Managing increments is at the core of agile product delivery. Agile practitioners must ensure that each product increment — whether it’s a software feature, a working prototype, or a business capability — is valuable, aligned with business goals, and delivered in a way that supports learning and adaptation.
Task 2, “Manage Increments,” centers on delivering working, valuable slices of the product at regular intervals and using them to validate progress, gather feedback, and steer future development. The PMI Agile Practice Guide, particularly in Sections 5.4 and 5.6, emphasizes iterative development, early feedback, and the inspection-adaptation loop, all of which are essential to effective increment management.
Enabler 1: Ensure Increment Is Aligned With Business Priorities
To maximize impact, each increment delivered by the team must contribute directly to a business goal or stakeholder need. This requires constant collaboration between the product owner, business stakeholders, and development team to understand shifting priorities and adjust work accordingly.
Agile leaders promote alignment by facilitating backlog grooming sessions, stakeholder reviews, and cross-functional planning discussions. Tools such as impact mapping, user story mapping, and value stream alignment help visualize how each increment supports organizational objectives.
Without alignment, teams risk delivering functionality that is technically sound but irrelevant, wasting time and resources. Regular validation with stakeholders ensures that work remains focused on outcomes that matter.
Enabler 2: Define the Increment Goals
Clearly defined goals for each increment help teams understand what they are trying to achieve beyond just completing tasks. Increment goals provide focus, guide sprint planning, and support effective measurement of progress.
A strong increment goal is specific, achievable within the iteration, and linked to a user or business outcome — for example, “Enable users to recover passwords via email” or “Reduce checkout time by 15%.”
Agile teams establish these goals during sprint planning and use them to drive discussion during the daily stand-up and retrospective. The product owner and Scrum Master collaborate to ensure goals are well understood and realistic.
Teams that skip goal-setting or use overly vague goals may struggle with prioritization, lose sight of value, and find it difficult to evaluate progress. Anchoring the team’s work to a tangible objective fosters ownership and transparency.
Enabler 3: Demonstrate Increments of Value for Early Feedback
Frequent delivery of working product increments allows stakeholders to review real functionality, provide feedback, and influence the next steps. This principle is at the heart of empirical process control — delivering, inspecting, and adapting.
Agile teams demonstrate increments during sprint reviews, product demos, or user testing sessions. These sessions should go beyond “show and tell” to actively engage stakeholders, clarify assumptions, and gather reactions.
Early feedback often reveals new needs, usability concerns, or business shifts — enabling the team to pivot before significant investment is made in the wrong direction.

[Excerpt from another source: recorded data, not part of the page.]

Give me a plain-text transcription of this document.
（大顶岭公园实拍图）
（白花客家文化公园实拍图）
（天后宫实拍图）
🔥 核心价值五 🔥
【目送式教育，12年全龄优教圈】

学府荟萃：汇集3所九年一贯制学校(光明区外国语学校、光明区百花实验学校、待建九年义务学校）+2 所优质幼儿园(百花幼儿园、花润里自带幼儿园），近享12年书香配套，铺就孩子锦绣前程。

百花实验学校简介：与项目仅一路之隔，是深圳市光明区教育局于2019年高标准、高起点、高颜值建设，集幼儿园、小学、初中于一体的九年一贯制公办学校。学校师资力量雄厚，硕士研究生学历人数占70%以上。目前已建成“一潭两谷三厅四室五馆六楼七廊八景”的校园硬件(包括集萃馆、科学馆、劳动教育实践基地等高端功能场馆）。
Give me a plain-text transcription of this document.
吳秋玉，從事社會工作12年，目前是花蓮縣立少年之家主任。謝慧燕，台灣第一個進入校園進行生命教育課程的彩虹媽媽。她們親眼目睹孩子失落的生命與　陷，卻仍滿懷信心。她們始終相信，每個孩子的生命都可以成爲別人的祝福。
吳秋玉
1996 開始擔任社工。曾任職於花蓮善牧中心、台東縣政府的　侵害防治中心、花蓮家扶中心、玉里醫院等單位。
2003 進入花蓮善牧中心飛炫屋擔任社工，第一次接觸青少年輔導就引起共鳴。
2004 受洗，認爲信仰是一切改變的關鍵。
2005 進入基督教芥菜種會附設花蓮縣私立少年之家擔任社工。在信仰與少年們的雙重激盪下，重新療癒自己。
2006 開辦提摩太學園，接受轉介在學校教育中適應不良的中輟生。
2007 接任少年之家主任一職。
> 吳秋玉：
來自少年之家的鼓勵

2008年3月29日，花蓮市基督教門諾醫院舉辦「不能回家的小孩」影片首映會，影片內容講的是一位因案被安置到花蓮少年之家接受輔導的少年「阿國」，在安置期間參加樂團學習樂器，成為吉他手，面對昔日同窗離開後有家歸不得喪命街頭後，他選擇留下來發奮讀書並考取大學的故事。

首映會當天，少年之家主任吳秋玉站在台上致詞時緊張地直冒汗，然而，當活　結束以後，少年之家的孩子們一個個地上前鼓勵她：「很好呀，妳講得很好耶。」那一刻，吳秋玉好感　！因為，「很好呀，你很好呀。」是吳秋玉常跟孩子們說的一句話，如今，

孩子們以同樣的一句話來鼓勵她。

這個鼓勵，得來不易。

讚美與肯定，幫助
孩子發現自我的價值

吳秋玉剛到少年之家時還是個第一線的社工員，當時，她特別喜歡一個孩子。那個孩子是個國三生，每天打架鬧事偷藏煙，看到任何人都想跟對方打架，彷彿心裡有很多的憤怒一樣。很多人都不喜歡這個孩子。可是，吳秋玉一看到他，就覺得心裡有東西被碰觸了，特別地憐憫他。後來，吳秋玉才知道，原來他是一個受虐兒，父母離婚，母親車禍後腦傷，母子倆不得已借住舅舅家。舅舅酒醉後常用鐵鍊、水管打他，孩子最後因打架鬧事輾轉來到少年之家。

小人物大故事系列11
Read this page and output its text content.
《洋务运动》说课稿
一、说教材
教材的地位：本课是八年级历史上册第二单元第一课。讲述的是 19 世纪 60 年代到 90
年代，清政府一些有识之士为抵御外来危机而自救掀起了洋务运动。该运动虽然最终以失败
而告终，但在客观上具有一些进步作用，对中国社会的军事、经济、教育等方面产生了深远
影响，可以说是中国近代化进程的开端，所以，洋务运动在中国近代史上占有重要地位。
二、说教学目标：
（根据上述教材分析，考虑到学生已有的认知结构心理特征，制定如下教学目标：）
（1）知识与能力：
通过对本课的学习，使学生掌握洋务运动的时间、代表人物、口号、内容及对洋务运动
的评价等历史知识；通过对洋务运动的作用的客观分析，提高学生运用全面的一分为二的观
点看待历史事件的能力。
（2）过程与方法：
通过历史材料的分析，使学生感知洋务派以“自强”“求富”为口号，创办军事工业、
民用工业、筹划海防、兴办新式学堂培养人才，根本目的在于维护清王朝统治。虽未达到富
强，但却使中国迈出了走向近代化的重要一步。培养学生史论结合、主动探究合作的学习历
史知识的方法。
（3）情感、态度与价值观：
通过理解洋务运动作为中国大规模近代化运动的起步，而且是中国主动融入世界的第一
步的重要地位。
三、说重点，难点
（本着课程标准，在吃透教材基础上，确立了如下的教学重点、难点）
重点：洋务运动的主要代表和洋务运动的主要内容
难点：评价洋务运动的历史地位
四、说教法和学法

For example, a stakeholder might request a minor UI tweak that greatly improves usability — a change that’s easy early, but expensive later.
If teams delay feedback or present only partial or internal results, the opportunity for real learning is lost. Demonstrations should be working, testable, and focused on the value delivered.
Enabler 4: Measure the Delivery of Value
Measuring value ensures that the team’s efforts are producing meaningful results. Agile practitioners collaborate with stakeholders to define value criteria — which may include customer satisfaction, ROI, product adoption, or cycle time reduction.
Teams may use metrics such as lead time, velocity, net promoter score (NPS), business outcome tracking, or value points (relative value assigned to backlog items). The focus is on outcomes — not just output.
For example, releasing a feature that allows mobile check-in for flights can be measured in terms of increased adoption, reduced check-in times, and fewer service desk calls.
Agile leaders help avoid vanity metrics (e.g., lines of code or story points completed) and focus on metrics that drive learning and strategic alignment. These metrics are reviewed regularly and used to adapt the product roadmap and delivery strategy.
Summary Points
- Each increment should support clear business priorities and deliver value.
- Increment goals provide focus and context for each iteration.
- Demonstrating real, working product increments enables early feedback and learning.
- Measuring value shifts attention from effort to impact — enabling smarter decisions.
- Agile teams must continuously align, inspect, and adapt their increments based on stakeholder input and market changes.